As shown at the wiring section H2' in FIG. 3, the magnetic gap film 6a' has formed thereon a first wiring 8a'. The magnetic gap film 6a' is made of a same material as the magnetic gap film 6' and formed simultaneously with the latter. The first wiring 8a' has formed as laminated thereon an upper first magnetic film 11a', inorganic insulating film 12a' and an upper second magnetic film 13a'. The upper first magnetic film 11a' is made of a same material as the upper first magnetic film 11 shown at the electromagnetic conversion section H1' and formed simultaneously with the latter. Also the inorganic insulating film 12' is made of a same material as the inorganic insulating film 12' shown at the wiring section H2' and formed simultaneously with the latter.
The thin-film magnetic head shown in FIG. 3 differs from that shown in FIG. 1 in that there are provided the inorganic insulating film 12' between the upper first magnetic film 11' and upper second magnetic film 13' and the inorganic insulating film 12a' between the upper first magnetic film 11a' and upper second magnetic film 13a'. The inorganic insulating films 12' and 12a' of which the etching speeds are low are provided for the following reasons. Namely, the existence of the inorganic insulating film 12' permits to prevent any over-etching of the upper first magnetic film 13' at the region A' facing the magnetic recording medium applied on the thin-film magnetic head. As a result, the upper first magnetic film 13, at the region A' facing the magnetic recording medium applied to the thin-film magnetic head is so formed as to have a predetermined thickness. Further, a thin-film magnetic head is formed having the upper magnetic layer 10' which is thick at the position away from the region A' facing the magnetic recording medium.
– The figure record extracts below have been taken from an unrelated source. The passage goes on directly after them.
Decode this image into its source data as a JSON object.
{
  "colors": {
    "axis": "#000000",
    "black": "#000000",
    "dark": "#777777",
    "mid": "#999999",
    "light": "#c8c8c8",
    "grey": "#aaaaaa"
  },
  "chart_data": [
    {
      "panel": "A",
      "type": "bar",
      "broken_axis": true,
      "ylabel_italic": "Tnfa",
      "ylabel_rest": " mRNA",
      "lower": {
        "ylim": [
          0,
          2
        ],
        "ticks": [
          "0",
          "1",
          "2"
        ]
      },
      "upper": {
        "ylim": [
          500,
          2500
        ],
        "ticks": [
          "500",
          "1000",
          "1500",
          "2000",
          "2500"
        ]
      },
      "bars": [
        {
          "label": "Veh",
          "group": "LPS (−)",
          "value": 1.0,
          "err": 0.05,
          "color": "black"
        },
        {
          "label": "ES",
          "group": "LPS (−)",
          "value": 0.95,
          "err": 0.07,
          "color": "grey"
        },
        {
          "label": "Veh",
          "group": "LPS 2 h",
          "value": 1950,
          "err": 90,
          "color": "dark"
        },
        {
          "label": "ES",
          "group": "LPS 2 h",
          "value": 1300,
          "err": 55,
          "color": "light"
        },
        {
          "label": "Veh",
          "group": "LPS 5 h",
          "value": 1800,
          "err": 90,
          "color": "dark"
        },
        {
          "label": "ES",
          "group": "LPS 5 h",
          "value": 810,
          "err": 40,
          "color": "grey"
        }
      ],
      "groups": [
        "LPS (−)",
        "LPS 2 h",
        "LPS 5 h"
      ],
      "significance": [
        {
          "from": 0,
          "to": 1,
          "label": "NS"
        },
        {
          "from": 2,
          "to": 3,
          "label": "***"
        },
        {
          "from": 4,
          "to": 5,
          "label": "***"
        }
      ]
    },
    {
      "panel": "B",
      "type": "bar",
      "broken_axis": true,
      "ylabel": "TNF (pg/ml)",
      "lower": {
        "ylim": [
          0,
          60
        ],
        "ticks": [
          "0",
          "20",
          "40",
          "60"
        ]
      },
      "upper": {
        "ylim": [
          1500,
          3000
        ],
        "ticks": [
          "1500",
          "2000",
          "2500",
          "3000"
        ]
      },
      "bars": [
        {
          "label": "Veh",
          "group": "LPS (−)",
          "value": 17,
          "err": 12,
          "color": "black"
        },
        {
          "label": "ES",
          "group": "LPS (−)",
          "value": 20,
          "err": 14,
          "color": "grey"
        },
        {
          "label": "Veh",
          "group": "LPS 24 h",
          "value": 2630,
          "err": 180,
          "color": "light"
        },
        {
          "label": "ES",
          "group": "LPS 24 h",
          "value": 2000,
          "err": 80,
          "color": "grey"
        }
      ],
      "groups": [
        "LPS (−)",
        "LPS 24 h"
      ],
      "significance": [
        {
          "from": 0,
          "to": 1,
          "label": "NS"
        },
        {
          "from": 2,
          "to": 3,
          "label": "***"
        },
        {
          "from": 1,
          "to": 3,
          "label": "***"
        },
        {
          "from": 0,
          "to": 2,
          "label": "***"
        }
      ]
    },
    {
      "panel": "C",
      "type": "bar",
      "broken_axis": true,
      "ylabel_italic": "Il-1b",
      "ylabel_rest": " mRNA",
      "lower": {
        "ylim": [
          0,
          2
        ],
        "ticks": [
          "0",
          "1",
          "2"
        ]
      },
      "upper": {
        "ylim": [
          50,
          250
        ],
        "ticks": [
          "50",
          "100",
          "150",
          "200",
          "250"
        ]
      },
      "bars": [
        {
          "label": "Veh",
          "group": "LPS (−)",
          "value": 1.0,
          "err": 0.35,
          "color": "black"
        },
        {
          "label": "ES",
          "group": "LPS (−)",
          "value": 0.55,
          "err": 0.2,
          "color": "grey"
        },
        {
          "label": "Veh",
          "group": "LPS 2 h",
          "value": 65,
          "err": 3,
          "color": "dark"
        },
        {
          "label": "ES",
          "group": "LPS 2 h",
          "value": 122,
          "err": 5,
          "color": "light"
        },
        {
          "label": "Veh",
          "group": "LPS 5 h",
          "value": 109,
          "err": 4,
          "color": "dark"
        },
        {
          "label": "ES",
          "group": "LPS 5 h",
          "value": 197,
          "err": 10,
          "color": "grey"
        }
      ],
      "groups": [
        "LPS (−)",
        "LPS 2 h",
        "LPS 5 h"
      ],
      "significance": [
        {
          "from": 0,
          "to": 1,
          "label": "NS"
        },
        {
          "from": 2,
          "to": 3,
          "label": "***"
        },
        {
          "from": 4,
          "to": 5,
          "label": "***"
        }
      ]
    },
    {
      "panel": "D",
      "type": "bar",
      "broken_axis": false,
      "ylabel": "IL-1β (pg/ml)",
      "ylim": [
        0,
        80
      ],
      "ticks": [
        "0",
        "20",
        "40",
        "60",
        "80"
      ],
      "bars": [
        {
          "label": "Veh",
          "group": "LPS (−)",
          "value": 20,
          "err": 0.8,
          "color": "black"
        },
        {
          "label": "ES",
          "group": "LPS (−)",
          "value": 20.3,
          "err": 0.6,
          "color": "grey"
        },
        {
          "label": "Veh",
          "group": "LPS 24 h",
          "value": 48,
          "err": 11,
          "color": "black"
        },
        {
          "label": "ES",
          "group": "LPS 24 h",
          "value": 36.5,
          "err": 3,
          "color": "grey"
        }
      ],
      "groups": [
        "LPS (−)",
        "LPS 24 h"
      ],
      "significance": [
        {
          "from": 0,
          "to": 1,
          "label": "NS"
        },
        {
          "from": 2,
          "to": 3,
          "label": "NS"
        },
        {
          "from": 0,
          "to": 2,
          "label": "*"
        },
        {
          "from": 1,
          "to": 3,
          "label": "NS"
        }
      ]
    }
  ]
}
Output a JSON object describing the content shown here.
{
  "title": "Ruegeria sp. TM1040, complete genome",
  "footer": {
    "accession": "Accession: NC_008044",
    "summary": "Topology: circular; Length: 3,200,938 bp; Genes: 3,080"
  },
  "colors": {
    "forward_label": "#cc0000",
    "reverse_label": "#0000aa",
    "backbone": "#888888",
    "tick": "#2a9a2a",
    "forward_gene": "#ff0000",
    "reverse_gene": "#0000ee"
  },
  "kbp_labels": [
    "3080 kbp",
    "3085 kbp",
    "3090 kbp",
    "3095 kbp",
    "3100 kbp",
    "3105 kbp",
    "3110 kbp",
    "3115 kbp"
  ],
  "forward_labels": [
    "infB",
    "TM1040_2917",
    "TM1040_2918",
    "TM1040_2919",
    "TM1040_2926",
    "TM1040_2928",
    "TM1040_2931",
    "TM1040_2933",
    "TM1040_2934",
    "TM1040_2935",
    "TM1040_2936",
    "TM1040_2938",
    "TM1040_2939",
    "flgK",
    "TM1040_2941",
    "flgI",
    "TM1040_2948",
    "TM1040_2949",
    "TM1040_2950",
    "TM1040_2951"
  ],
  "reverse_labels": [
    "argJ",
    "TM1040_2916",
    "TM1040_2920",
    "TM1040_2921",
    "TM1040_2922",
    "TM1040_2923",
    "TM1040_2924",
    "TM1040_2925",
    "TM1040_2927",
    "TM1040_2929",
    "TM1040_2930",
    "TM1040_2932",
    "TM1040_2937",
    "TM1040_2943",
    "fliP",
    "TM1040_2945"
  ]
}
On the other hand, the provision of the inorganic insulating film 12a' between the upper first and second magnetic films 11a' and 13a' will cause the following problems: that is, as shown at the electromagnetic conversion section H1' in FIG. 3, the upper first magnetic film 11a' is connected to the center D' of the coil 8'. Therefore, the upper first magnetic film 11a' forms a second wiring. In the conventional method of fabricating thin-film magnetic head, however, the input/output terminal backing 14a' is laminated directly on the upper second magnetic film 13a' and the input/output terminal 15a' is formed on the input/output terminal backing 14a' as shown at the wiring section H2' in FIG. 3. As a result, the input/output terminal 15a' (input/output terminal backing 14a' ) and the center D' of the coil 8' cannot have an electrical continuity between them due, to the existence of the inorganic insulating film 12a' regardless of the existence of the upper first magnetic film 11a' (second wiring).
The above-mentioned problem of the connection between the coil 8' and input/output terminal 15a' will occur similarly in the connection between the outer circumference of the coil 8' and input/output terminal (corresponding to the input/output terminal 15b in FIG. 2).